Thursday, July 12, 2012

Week 3



      One doesn't discover new lands without consenting to lose sight of the shore for a very long time.~ Andre Gide

      I graduated college seven weeks ago, not much time in the grand scheme of things but yet my life is completely different than I imagined it less than two months ago.  If anything had gone according to plan right now I would be sight seeing my way back to Vermont from California.  While in some ways I am sad that my trip did happen but in other ways it was the best thing that could have happened to me.  That’s what a lot of people didn’t get when I told them the trip was canceled they thought I should be mad or at the very least sad.  Trust me I was crushed that a trip I had planned for more than six months went up in smoke in a matter of six minutes but when I look back I’m so happy how it worked out.

      Now after having lived in a camper in Bee Spring, Kentucky for the last three weeks.  My first foray into living alone it’s amazing how much I’ve changed.  I only realized this today when I posted a status about how much Rian has changed in my time here.  When I posted this Kathy who among many roles in my life is my best friend Jacki’s Mom and my mom’s best friend as well.  Kathy was always the one telling me to go away, be a kid, get dirty, get lost in the woods.  After a camping trip with what felt like a million pre teen and teenage boys I understood why she told me that. But back to what I’m talking about :)
      Kathy posted that she was thinking the same about how much I’ve grown up too.
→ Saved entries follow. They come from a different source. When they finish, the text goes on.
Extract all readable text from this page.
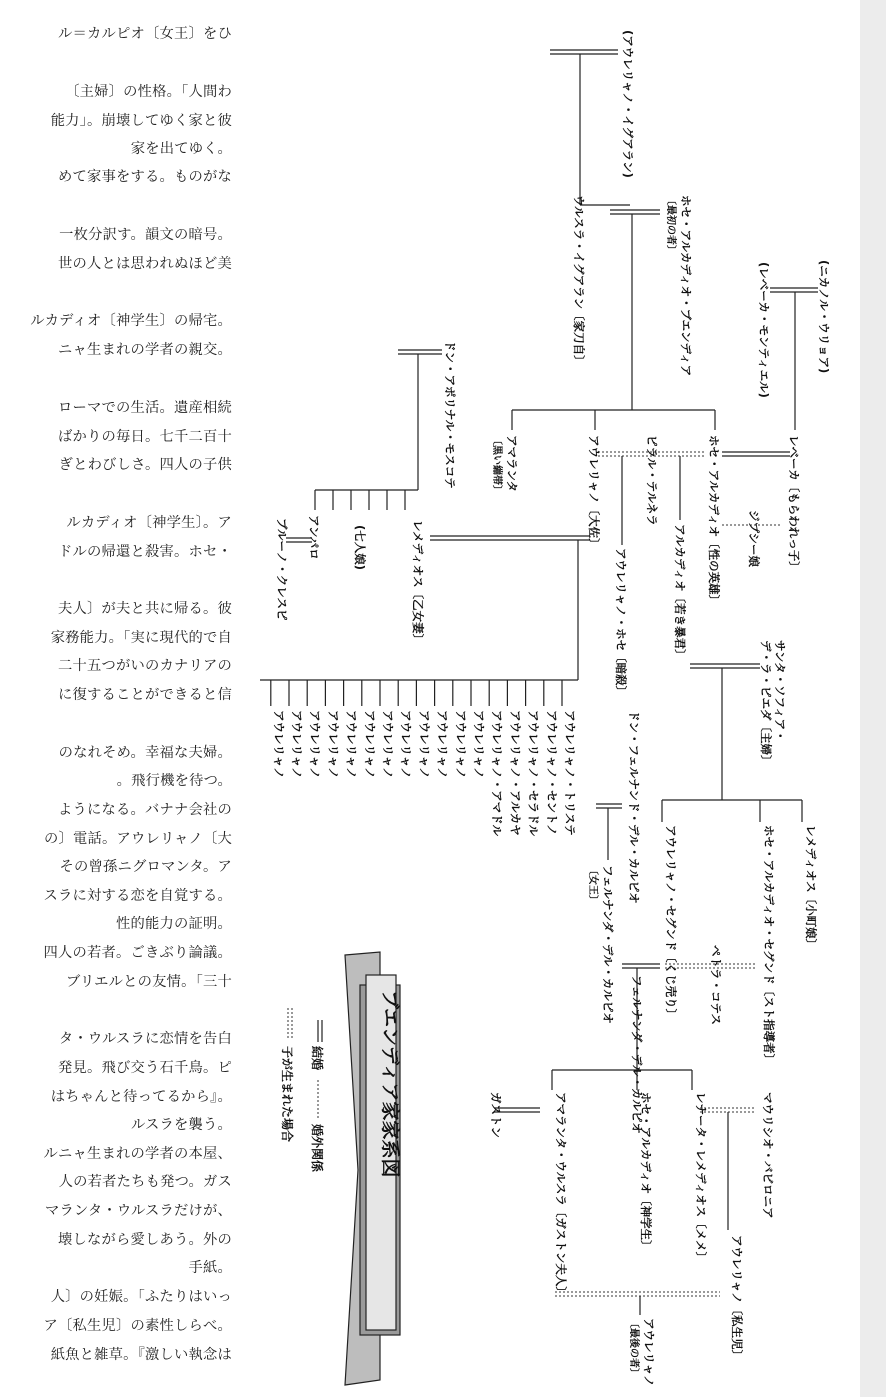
ル＝カルピオ〔女王〕をひ
〔主婦〕の性格。「人間わ
能力」。崩壊してゆく家と彼
家を出てゆく。
めて家事をする。ものがな
一枚分訳す。韻文の暗号。
世の人とは思われぬほど美
ルカディオ〔神学生〕の帰宅。
ニャ生まれの学者の親交。
ローマでの生活。遺産相続
ばかりの毎日。七千二百十
ぎとわびしさ。四人の子供
ルカディオ〔神学生〕。ア
ドルの帰還と殺害。ホセ・
夫人〕が夫と共に帰る。彼
家務能力。「実に現代的で自
二十五つがいのカナリアの
に復することができると信
のなれそめ。幸福な夫婦。
。飛行機を待つ。
ようになる。バナナ会社の
の〕電話。アウレリャノ〔大
その曾孫ニグロマンタ。ア
スラに対する恋を自覚する。
性的能力の証明。
四人の若者。ごきぶり論議。
ブリエルとの友情。「三十
タ・ウルスラに恋情を告白
発見。飛び交う石千鳥。ピ
はちゃんと待ってるから』。
ルスラを襲う。
ルニャ生まれの学者の本屋、
人の若者たちも発つ。ガス
マランタ・ウルスラだけが、
壊しながら愛しあう。外の
手紙。
人〕の妊娠。「ふたりはいっ
ア〔私生児〕の素性しらべ。
紙魚と雑草。『激しい執念は
ブエンディア家家系図
結婚
婚外関係
子が生まれた場合
(アウレリャノ・イグアラン)
ホセ・アルカディオ・ブエンディア
〔最初の者〕
ウルスラ・イグアラン〔家刀自〕	(ニカノル・ウリョア)
(レベーカ・モンティエル)
レベーカ〔もらわれっ子〕
ホセ・アルカディオ〔性の英雄〕
ピラル・テルネラ
アウレリャノ〔大佐〕
アマランタ
〔黒い繃帯〕
ジプシー娘
アルカディオ〔若き暴君〕
アウレリャノ・ホセ〔暗殺〕
ドン・アポリナル・モスコテ
レメディオス〔乙女妻〕
(七人娘)
アンパロ
ブルーノ・クレスピ
サンタ・ソフィア・
デ・ラ・ピエダ〔主婦〕
レメディオス〔小町娘〕
ホセ・アルカディオ・セグンド〔スト指導者〕
アウレリャノ・セグンド〔くじ売り〕	ペトラ・コテス
ドン・フェルナンド・デル・カルピオ
フェルナンダ・デル・カルピオ
〔女王〕
フェルナンダ・デル・カルピオ
マウリシオ・バビロニア
レナータ・レメディオス〔メメ〕
ホセ・アルカディオ〔神学生〕
アマランタ・ウルスラ〔ガストン夫人〕
ガストン
アウレリャノ〔私生児〕
アウレリャノ
〔最後の者〕
アウレリャノ・トリステ
アウレリャノ・セントノ
アウレリャノ・セラドル
アウレリャノ・アルカヤ
アウレリャノ・アマドル
アウレリャノ
アウレリャノ
アウレリャノ
アウレリャノ
アウレリャノ
アウレリャノ
アウレリャノ
アウレリャノ
アウレリャノ
アウレリャノ
アウレリャノ
アウレリャノ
Until that moment I really hadn’t realized how much I had grown up.   So I thought about it, I’m living alone, having to do my own food shopping and feed myself in a place where I knew no one until I started working here and really still don’t’ know anyone and I’m not running scared.  In fact I’m loving it and seriously considering finding a position with the COE anywhere I can get one.
      Which is in total contradiction anything and everything I have said over the last four years in school.  I bet if any of my professors read this especially Coupe and Grover they are shaking their head right now but I guess this is part of growing up.  I guess I’m finally growing enough to reach the potential so many people thought I had when I wasn’t sure.  I can only imagine how different I will be after the four weeks I have left here and then the five I will be in Europe.
For once in my life I’m not going to fight this change, I have no doubt Laurie, Rachel and Staci will get phone calls from me spazzing that I’m convinced I’m making a huge mistake but I know they will make sure I keep doing what is making me happy.